Monday, September 16, 2019

A Town I'd Never Heard Of





My daughters first day at her new school.  This morning we walked up to the top of the driveway and waited.  Sooner than expected the bus turned the corner and pulled up.  “There are people on it.”  My daughter commented, with despair.  The door swang open the way yellow school bus doors have always flung open and the driver greeted us with a rather genuine “good morning.”  I checked and fortunately for my daughter, no one of the bus seemed to acknowledge us.



Now my mom and step dad are over.  We’re all waiting for her return.  I check the driveway once and then again.  No sign of her.  And then I get the wechat message that says I’m supposed to pick her up at the high school.  We all grab our things and pile into cars as to go and meet her.  We’ll be doing some driving this evening, over to a town I’d never heard of called Pine Bush. 



It was my idea.  Celebrate her first evening with something that would make her happy:  Korean food.  There are no Korean restaurants in our town.  There aren’t any nearby either.  Thirty minutes though, in one direction and then another there are two different places that serve hermit kingdom chow.   “Oriental House” has a reasonable write up and when I explain to my daughter where we’re going it has the desired effect. 

Soon we’re filed in to a six-seater and it’s all “Annyeonghaseyo” and ““Gam sa hamnida” with a lovely older woman who, it would appear, runs the place with her husband who has maned the place behind the counter with a sushi chef-like outfit on.  The mandoo dumplings are good and though the haemool jun pancakes don’t have big fat oysters the way I seem to remember, it tastes just fine the way they are.
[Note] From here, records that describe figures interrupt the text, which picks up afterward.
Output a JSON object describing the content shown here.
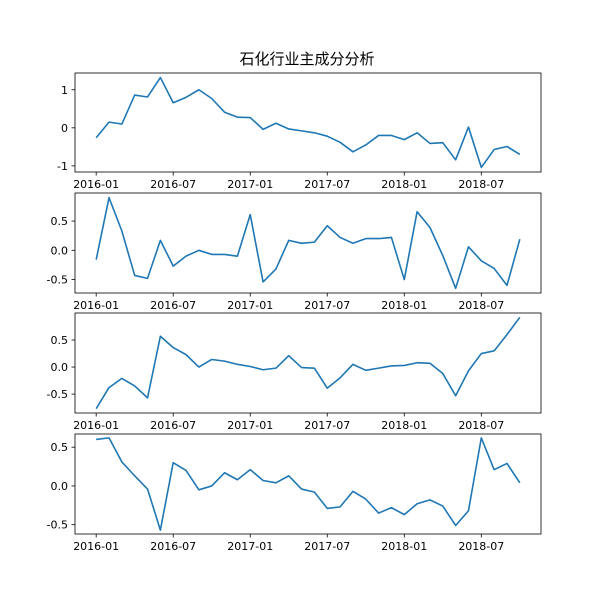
{
  "title": "石化行业主成分分析",
  "chart_data": [
    {
      "type": "line",
      "title": "石化行业主成分分析",
      "color": "#1f77b4",
      "x": [
        "2016-01",
        "2016-02",
        "2016-03",
        "2016-04",
        "2016-05",
        "2016-06",
        "2016-07",
        "2016-08",
        "2016-09",
        "2016-10",
        "2016-11",
        "2016-12",
        "2017-01",
        "2017-02",
        "2017-03",
        "2017-04",
        "2017-05",
        "2017-06",
        "2017-07",
        "2017-08",
        "2017-09",
        "2017-10",
        "2017-11",
        "2017-12",
        "2018-01",
        "2018-02",
        "2018-03",
        "2018-04",
        "2018-05",
        "2018-06",
        "2018-07",
        "2018-08",
        "2018-09",
        "2018-10"
      ],
      "values": [
        -0.26,
        0.15,
        0.1,
        0.86,
        0.81,
        1.32,
        0.66,
        0.8,
        1.0,
        0.77,
        0.41,
        0.28,
        0.27,
        -0.04,
        0.12,
        -0.03,
        -0.08,
        -0.13,
        -0.22,
        -0.38,
        -0.63,
        -0.45,
        -0.2,
        -0.2,
        -0.31,
        -0.13,
        -0.41,
        -0.39,
        -0.84,
        0.02,
        -1.04,
        -0.57,
        -0.49,
        -0.7
      ],
      "xtick_labels": [
        "2016-01",
        "2016-07",
        "2017-01",
        "2017-07",
        "2018-01",
        "2018-07"
      ],
      "yticks": [
        -1,
        0,
        1
      ],
      "ylim": [
        -1.16,
        1.44
      ],
      "grid": false
    },
    {
      "type": "line",
      "color": "#1f77b4",
      "x": [
        "2016-01",
        "2016-02",
        "2016-03",
        "2016-04",
        "2016-05",
        "2016-06",
        "2016-07",
        "2016-08",
        "2016-09",
        "2016-10",
        "2016-11",
        "2016-12",
        "2017-01",
        "2017-02",
        "2017-03",
        "2017-04",
        "2017-05",
        "2017-06",
        "2017-07",
        "2017-08",
        "2017-09",
        "2017-10",
        "2017-11",
        "2017-12",
        "2018-01",
        "2018-02",
        "2018-03",
        "2018-04",
        "2018-05",
        "2018-06",
        "2018-07",
        "2018-08",
        "2018-09",
        "2018-10"
      ],
      "values": [
        -0.16,
        0.9,
        0.33,
        -0.43,
        -0.48,
        0.17,
        -0.27,
        -0.1,
        0.0,
        -0.07,
        -0.07,
        -0.1,
        0.61,
        -0.54,
        -0.32,
        0.17,
        0.12,
        0.14,
        0.42,
        0.22,
        0.12,
        0.2,
        0.2,
        0.22,
        -0.5,
        0.66,
        0.39,
        -0.09,
        -0.65,
        0.06,
        -0.18,
        -0.31,
        -0.6,
        0.19
      ],
      "xtick_labels": [
        "2016-01",
        "2016-07",
        "2017-01",
        "2017-07",
        "2018-01",
        "2018-07"
      ],
      "yticks": [
        -0.5,
        0.0,
        0.5
      ],
      "ylim": [
        -0.73,
        0.98
      ],
      "grid": false
    },
    {
      "type": "line",
      "color": "#1f77b4",
      "x": [
        "2016-01",
        "2016-02",
        "2016-03",
        "2016-04",
        "2016-05",
        "2016-06",
        "2016-07",
        "2016-08",
        "2016-09",
        "2016-10",
        "2016-11",
        "2016-12",
        "2017-01",
        "2017-02",
        "2017-03",
        "2017-04",
        "2017-05",
        "2017-06",
        "2017-07",
        "2017-08",
        "2017-09",
        "2017-10",
        "2017-11",
        "2017-12",
        "2018-01",
        "2018-02",
        "2018-03",
        "2018-04",
        "2018-05",
        "2018-06",
        "2018-07",
        "2018-08",
        "2018-09",
        "2018-10"
      ],
      "values": [
        -0.77,
        -0.38,
        -0.21,
        -0.35,
        -0.57,
        0.57,
        0.36,
        0.23,
        0.0,
        0.14,
        0.11,
        0.05,
        0.01,
        -0.05,
        -0.02,
        0.21,
        -0.01,
        -0.02,
        -0.39,
        -0.2,
        0.05,
        -0.06,
        -0.02,
        0.02,
        0.03,
        0.08,
        0.07,
        -0.12,
        -0.53,
        -0.07,
        0.25,
        0.3,
        0.6,
        0.92
      ],
      "xtick_labels": [
        "2016-01",
        "2016-07",
        "2017-01",
        "2017-07",
        "2018-01",
        "2018-07"
      ],
      "yticks": [
        -0.5,
        0.0,
        0.5
      ],
      "ylim": [
        -0.85,
        1.0
      ],
      "grid": false
    },
    {
      "type": "line",
      "color": "#1f77b4",
      "x": [
        "2016-01",
        "2016-02",
        "2016-03",
        "2016-04",
        "2016-05",
        "2016-06",
        "2016-07",
        "2016-08",
        "2016-09",
        "2016-10",
        "2016-11",
        "2016-12",
        "2017-01",
        "2017-02",
        "2017-03",
        "2017-04",
        "2017-05",
        "2017-06",
        "2017-07",
        "2017-08",
        "2017-09",
        "2017-10",
        "2017-11",
        "2017-12",
        "2018-01",
        "2018-02",
        "2018-03",
        "2018-04",
        "2018-05",
        "2018-06",
        "2018-07",
        "2018-08",
        "2018-09",
        "2018-10"
      ],
      "values": [
        0.6,
        0.62,
        0.31,
        0.13,
        -0.04,
        -0.57,
        0.3,
        0.2,
        -0.05,
        0.0,
        0.17,
        0.08,
        0.21,
        0.07,
        0.04,
        0.13,
        -0.04,
        -0.08,
        -0.29,
        -0.27,
        -0.07,
        -0.17,
        -0.35,
        -0.28,
        -0.37,
        -0.23,
        -0.18,
        -0.26,
        -0.51,
        -0.32,
        0.62,
        0.21,
        0.29,
        0.04
      ],
      "xtick_labels": [
        "2016-01",
        "2016-07",
        "2017-01",
        "2017-07",
        "2018-01",
        "2018-07"
      ],
      "yticks": [
        -0.5,
        0.0,
        0.5
      ],
      "ylim": [
        -0.62,
        0.67
      ],
      "grid": false
    }
  ]
}
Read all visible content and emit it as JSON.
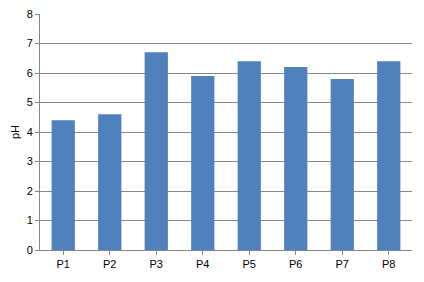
{
  "chart_data": {
    "type": "bar",
    "y_label": "pH",
    "categories": [
      "P1",
      "P2",
      "P3",
      "P4",
      "P5",
      "P6",
      "P7",
      "P8"
    ],
    "values": [
      4.4,
      4.6,
      6.7,
      5.9,
      6.4,
      6.2,
      5.8,
      6.4
    ],
    "color": "#4f81bd",
    "ylim": [
      0,
      8
    ],
    "yticks": [
      0,
      1,
      2,
      3,
      4,
      5,
      6,
      7,
      8
    ],
    "grid": true
  }
}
My daughter reminds me that masitda is the way you say “delicious” and I say this over and over, every time the proprietor returns.  Korean culinary soft power in full bloom here in small-town New York state but the other currency of Korean international might, K-Pop is no where to be heard.  This couple have decided that some rather tuneless organ tracks are the atmosphere they want to invoke here, at their ‘oriental house.’